Sunflower butter and f rozen, deep fried Mac and cheese? Hold on
a minute, I’ve got a budget.
It’s the kind of thing the company touts on its website as “the
thrill of discovery.”
The company has cultivated a product line that includes plenty
of organics, exotic ingredients and pre-made sauces and frozen
products.
As one Pepperdine University marketing analyst sums
it up the difference is that, “(Trader Joe’s) culture, because
it involves the customers in an ongoing sense of discovery and
adventure, is both unique and difficult to copy. And because it is
aligned to their specific target market rather than broad
differentiation built around quality and service, it is more
difficult to replicate by those companies that are serving a more
expansive competitive space.”
And somewhere between products and culture is the sense that
shopping at Trader Joe’s is more responsible. Branded products
claim to be free of artificial colors and preservatives, MSG or
added trans fats. The company highlights
a fair trade culture and has been responsive to customers’ requests
for non-GMO foods, and a move to phase out by the end of next year
seafood that doesn’t come from sustainable sources.
But, as a private company likely trying to maintain control of
its relationships, it’s tight-lipped about where its products come
from, making it difficult for an outside organization to track just
how sustainable its buying practices are, according to
Sustainable Industries magazine.
Those who lean toward knowing the exactly where the food came
from would be better off sticking to local farmers
markets.
Prices
But often unlike organic, fair trade products elsewhere, Trader
Joe’s offers them cheaply.
The company generally purchases items directly from
manufacturers, buying in bulk and doing its own repackaging mostly
— by one estimate, 80 percent —under the Trader Joe’s label.
Items that in style (if not always in exact makeup) are familiar
and cheaper than the original products at regular grocery
stores.
Take, for example, an 8 oz. bottle of Annie’s Naturals Goddess
dressing, which runs $4 to $5 at local grocery stores.
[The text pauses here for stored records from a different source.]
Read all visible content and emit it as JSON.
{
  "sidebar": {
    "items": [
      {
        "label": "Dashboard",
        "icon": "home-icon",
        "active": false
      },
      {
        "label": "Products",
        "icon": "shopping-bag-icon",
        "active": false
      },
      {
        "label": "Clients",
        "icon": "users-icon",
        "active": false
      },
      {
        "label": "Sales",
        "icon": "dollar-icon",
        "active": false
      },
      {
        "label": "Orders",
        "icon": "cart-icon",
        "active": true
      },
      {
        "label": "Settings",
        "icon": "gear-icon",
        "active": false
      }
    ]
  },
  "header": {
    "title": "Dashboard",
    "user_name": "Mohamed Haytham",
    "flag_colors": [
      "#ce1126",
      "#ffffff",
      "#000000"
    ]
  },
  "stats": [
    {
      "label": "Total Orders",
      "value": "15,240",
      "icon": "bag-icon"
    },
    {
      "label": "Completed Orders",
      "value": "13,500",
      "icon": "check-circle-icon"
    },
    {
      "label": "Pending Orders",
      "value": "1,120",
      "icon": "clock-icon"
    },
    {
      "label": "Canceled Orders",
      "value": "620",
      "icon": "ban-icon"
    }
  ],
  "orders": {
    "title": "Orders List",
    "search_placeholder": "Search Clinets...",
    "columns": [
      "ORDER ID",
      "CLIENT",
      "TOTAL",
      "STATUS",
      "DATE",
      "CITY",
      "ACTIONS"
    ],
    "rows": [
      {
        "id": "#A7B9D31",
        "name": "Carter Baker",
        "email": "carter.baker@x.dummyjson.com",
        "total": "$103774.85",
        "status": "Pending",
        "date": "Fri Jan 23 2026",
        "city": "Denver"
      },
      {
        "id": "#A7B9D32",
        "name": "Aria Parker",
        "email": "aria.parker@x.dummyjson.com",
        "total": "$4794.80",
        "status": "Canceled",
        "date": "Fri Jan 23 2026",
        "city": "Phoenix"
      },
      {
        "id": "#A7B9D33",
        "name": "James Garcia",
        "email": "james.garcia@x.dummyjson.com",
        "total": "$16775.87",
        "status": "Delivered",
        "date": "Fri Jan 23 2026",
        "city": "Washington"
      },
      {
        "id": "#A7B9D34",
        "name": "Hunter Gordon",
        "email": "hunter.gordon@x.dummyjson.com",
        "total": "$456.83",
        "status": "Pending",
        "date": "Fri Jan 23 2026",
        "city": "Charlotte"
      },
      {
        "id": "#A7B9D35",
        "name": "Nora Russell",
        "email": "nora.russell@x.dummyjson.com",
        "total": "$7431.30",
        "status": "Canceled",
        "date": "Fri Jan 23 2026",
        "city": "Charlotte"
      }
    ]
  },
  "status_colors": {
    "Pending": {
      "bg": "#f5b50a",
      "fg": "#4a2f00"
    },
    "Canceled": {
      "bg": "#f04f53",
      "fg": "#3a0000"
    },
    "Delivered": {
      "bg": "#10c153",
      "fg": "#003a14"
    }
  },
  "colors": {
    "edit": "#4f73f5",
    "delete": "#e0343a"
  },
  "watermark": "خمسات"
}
The
Trader Joe’s version cost $1.99, lists nearly all of the same
ingredients in the same order with slight variations in wording,
such as “sea salt” vs. “salt” and “parsley, chives” vs. “spices” on
the Annie’s and Trader Joe’s versions respectively.
And sometimes, that includes the brand name, too. A block of
Dubliner cheese which has been cut and repackaged in plastic wrap
sells for $6.49 per pound. A brand-packaged block of the same
cheese retails for $12.55 per pound at Safeway.
That’s not to say everything is cheaper at Trader Joe’s. A look
at six-packs of Northwest microbrews or, for example a tube of
Tom’s of Maine mint toothpaste or box of Puffins cereal, are no
better or slightly more than at my local grocery store.
And it’s not a place a person is likely to find an entire
grocery list’s worth of goods.
According to a
Fortune magazine article, “With the greater turnover on a
smaller number of items, Trader Joe’s can buy large quantities and
secure deep discounts” and simplify stocking.
The products regularly change, as the company puts it, “If an
item doesn’t pull its weight in our stores, it goes away to gangway
for something else.” But that doesn’t work against them, says
Fortune, because “customers accept that Trader Joe’s has only two
kinds of pudding or one kind of polenta because they trust that
those few items will be very good.”
The big deal, in short, is that the stores have a consistent
store brand and an ever-changing product line targeted to a middle-
to upper middle-income shoppers who are socially, health- and
cost-conscious.
And because of that, shoppers will be waiting Friday, ready to
do their darndest to clear the shelves and stock up on cheap wine
and the hundreds of other goodies that they’ll have just realized
they can’t live without.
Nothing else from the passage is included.